Abstract :
[en] Electromechanical oscillations threaten the secure operation of power systems and if not controlled efficiently can lead to generator outages, line tripping and even large-scale blackouts. Different damping devices, like Power System Stabilizers (PSSs), Thyristor Controlled Series Compensators (TCSCs), and so on, are installed to damp these oscillations.
This thesis proposes a trajectory-based supplementary control to improve damping effects of existing controllers, which treats damping control as a multi-step optimization control problem with discrete dynamics and costs. At each control time, it collects current system states, solves the optimal control problem and superimposes the calculated supplementary inputs on the outputs of existing damping controllers, in order to enhance the damping. These supplementary signals are continuously updated, which allows to adaptively adjust and coordinate a subset of existing damping controllers, and eventually all of them. Two kinds of methods, Model Predictive Control (MPC) and Reinforcement Learning (RL), are used to embody the proposed supplementary damping control.
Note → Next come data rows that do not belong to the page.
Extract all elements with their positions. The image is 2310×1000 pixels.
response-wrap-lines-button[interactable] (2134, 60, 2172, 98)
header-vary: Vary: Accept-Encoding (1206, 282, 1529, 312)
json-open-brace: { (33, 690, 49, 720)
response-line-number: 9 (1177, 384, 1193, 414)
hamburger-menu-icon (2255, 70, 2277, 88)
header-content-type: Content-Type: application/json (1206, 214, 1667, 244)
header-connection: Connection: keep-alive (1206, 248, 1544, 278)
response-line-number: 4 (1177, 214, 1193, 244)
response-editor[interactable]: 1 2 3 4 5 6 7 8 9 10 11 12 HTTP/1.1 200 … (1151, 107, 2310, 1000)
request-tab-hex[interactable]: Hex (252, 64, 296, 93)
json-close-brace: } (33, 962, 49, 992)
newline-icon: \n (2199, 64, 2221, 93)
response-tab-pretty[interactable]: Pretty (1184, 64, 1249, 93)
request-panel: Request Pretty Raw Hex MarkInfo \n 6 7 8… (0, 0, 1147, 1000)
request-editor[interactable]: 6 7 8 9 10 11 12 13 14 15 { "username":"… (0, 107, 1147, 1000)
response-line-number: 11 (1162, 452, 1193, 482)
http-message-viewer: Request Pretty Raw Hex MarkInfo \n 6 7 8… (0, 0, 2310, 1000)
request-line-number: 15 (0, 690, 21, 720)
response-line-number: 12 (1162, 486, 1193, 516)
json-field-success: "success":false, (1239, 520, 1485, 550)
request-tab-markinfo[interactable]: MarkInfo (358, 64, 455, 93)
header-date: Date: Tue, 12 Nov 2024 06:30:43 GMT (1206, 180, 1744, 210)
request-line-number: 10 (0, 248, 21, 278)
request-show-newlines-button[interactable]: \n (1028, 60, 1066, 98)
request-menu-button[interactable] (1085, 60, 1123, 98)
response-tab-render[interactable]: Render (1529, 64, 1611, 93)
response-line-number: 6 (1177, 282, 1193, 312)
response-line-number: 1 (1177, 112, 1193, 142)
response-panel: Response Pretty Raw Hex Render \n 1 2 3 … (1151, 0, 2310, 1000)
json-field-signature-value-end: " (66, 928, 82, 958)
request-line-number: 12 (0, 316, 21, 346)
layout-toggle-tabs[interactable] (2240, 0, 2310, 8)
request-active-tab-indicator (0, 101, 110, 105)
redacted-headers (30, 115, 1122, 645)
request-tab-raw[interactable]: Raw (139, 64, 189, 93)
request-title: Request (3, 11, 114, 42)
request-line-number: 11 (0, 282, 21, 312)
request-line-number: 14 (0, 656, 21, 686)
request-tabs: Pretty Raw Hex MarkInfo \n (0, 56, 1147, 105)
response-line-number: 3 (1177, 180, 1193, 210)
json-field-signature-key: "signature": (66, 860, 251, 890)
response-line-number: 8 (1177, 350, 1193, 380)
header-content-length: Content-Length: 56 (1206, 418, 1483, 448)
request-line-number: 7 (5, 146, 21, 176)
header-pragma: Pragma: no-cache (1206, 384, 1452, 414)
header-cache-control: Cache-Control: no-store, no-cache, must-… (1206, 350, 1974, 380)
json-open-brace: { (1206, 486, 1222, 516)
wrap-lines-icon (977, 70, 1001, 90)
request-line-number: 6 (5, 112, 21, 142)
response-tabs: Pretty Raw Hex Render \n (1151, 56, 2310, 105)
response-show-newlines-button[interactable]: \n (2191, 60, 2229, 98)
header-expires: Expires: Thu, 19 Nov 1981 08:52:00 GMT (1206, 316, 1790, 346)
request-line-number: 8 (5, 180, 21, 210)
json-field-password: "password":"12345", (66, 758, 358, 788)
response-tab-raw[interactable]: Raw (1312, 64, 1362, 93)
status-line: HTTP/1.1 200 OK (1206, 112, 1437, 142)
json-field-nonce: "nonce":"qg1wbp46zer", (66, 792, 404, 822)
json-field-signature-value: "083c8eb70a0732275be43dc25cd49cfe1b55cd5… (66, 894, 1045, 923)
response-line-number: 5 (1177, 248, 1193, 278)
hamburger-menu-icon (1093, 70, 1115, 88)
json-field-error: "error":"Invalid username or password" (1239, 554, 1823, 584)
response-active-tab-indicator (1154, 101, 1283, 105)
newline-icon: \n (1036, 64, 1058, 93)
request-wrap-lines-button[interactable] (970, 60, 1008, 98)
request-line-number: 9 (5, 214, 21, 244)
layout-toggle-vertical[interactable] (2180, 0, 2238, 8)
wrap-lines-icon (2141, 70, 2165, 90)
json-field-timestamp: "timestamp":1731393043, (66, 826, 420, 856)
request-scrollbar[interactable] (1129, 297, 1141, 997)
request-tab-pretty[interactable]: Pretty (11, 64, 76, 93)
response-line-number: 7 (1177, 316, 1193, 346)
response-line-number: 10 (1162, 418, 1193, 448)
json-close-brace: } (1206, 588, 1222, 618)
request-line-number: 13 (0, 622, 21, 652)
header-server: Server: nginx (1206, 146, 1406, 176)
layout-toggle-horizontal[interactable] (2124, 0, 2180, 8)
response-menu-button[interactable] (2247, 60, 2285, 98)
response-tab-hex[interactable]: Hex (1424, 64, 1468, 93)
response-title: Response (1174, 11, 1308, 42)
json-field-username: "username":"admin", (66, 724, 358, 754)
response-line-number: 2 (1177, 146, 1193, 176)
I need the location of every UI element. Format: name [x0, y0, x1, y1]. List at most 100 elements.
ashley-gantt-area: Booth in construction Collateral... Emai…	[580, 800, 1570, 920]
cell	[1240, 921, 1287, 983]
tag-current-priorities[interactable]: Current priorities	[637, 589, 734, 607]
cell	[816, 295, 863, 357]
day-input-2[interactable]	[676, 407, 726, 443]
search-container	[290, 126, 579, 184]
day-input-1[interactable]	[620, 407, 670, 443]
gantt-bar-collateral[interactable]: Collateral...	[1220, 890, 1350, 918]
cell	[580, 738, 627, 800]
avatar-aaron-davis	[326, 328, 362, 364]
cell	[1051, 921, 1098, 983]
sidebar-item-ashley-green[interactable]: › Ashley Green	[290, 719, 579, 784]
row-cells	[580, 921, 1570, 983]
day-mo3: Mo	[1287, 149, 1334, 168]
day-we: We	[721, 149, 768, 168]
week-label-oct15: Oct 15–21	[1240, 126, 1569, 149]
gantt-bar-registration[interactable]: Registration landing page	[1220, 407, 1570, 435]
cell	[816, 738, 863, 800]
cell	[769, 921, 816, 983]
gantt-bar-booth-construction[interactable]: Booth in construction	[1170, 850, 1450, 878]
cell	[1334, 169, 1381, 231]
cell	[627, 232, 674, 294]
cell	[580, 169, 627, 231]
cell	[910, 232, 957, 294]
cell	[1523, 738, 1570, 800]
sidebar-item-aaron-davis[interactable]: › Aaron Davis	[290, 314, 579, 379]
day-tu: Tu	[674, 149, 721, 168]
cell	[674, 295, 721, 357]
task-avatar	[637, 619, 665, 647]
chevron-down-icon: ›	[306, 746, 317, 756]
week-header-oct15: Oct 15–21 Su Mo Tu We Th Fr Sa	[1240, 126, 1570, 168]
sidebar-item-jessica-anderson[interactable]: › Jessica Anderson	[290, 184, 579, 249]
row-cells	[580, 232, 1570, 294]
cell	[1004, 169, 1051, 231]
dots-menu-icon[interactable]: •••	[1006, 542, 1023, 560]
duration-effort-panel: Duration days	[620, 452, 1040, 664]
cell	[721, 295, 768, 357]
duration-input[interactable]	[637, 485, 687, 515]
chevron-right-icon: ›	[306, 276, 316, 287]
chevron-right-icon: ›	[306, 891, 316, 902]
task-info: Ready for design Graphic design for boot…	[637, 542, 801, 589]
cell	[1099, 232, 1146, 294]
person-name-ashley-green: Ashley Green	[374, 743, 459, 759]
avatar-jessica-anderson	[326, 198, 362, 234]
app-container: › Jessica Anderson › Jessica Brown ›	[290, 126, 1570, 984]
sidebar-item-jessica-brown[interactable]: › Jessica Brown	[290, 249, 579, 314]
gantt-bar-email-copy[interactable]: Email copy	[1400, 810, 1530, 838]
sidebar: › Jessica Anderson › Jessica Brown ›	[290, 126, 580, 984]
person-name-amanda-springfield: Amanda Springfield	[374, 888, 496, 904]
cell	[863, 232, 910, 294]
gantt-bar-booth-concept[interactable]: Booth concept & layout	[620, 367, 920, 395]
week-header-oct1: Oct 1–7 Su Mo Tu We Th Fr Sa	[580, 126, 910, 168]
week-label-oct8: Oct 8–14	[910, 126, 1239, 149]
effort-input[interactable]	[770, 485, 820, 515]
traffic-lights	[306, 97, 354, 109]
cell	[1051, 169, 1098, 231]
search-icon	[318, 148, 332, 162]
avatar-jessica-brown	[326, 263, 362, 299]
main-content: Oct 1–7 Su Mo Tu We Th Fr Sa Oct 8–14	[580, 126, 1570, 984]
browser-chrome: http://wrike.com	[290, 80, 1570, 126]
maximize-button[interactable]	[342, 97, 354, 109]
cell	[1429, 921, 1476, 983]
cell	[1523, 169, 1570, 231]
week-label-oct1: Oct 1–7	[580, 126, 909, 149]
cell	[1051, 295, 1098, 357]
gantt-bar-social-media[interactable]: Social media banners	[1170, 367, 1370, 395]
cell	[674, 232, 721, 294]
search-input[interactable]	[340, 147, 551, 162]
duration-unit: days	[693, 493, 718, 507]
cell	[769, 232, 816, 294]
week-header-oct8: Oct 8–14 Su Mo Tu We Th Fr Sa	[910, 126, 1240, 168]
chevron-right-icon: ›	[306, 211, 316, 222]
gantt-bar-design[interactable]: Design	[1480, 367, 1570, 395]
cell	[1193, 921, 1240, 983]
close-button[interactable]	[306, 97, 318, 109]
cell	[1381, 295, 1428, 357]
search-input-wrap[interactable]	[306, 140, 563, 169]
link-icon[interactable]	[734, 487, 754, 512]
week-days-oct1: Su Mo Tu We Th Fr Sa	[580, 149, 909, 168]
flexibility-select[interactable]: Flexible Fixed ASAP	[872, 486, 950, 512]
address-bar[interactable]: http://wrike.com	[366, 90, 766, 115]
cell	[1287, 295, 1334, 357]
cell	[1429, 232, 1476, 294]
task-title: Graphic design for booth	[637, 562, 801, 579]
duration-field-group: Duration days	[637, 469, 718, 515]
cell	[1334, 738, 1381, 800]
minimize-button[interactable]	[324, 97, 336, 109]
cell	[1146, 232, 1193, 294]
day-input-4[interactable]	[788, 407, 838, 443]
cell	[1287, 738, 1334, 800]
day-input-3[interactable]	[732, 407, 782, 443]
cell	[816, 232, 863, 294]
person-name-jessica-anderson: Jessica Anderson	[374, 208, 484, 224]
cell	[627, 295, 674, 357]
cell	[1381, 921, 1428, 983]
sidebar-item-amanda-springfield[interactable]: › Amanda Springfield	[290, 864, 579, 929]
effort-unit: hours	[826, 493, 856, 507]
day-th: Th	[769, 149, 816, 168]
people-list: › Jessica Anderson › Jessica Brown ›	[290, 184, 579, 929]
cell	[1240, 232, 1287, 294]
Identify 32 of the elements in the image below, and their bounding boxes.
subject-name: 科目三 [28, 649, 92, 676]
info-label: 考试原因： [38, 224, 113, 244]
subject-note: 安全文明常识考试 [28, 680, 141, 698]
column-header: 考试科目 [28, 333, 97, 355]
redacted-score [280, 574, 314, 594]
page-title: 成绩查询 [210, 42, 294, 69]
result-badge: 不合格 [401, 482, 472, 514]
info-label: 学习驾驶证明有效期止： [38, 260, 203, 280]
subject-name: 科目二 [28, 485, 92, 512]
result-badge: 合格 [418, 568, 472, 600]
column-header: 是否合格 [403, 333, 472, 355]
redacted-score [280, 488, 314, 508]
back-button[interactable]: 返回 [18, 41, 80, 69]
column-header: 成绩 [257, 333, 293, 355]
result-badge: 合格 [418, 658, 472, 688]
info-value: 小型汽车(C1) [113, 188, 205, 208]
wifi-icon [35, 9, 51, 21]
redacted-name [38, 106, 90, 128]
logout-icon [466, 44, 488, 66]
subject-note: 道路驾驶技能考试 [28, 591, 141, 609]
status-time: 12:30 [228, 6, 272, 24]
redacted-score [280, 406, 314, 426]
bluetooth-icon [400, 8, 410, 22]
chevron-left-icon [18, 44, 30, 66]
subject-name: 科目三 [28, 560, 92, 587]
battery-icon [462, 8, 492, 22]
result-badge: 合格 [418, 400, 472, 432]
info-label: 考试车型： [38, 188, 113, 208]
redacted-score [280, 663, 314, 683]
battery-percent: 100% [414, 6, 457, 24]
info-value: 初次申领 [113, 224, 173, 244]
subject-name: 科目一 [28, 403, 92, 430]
Firstly, a fully centralized MPC scheme is designed based on a linearized, discrete, complete state space model. Its performances are evaluated both in ideal conditions and considering realistic state estimation errors, and computation and communication delays. The effects of the number and type of available damping controllers are also studied. This scheme is further extended into a distributed scheme with the aim of making it more viable for very large-scale or multi-area systems. Different ways of decoupling and coordinating between subsystems are analyzed. Finally, a robust hierarchical multi-area MPC scheme is proposed, introducing a second layer of MPC based controllers at the level of individual power plants and transmission lines.
Secondly, a tree-based batch mode RL algorithm is applied to carry on the proposed supplementary damping control. Using a set of dynamic and reward four-tuples, it constructs an approximation of the optimal $Q$-function over a given temporal horizon. The actions greediest with respect to the $Q$-function are applied as supplementary signals to existing damping controllers. The scheme is firstly tested on a single generator, and then on multiple generators. Different reward signals and damping levels are also considered. Finally, the combined control effects of MPC and RL are investigated.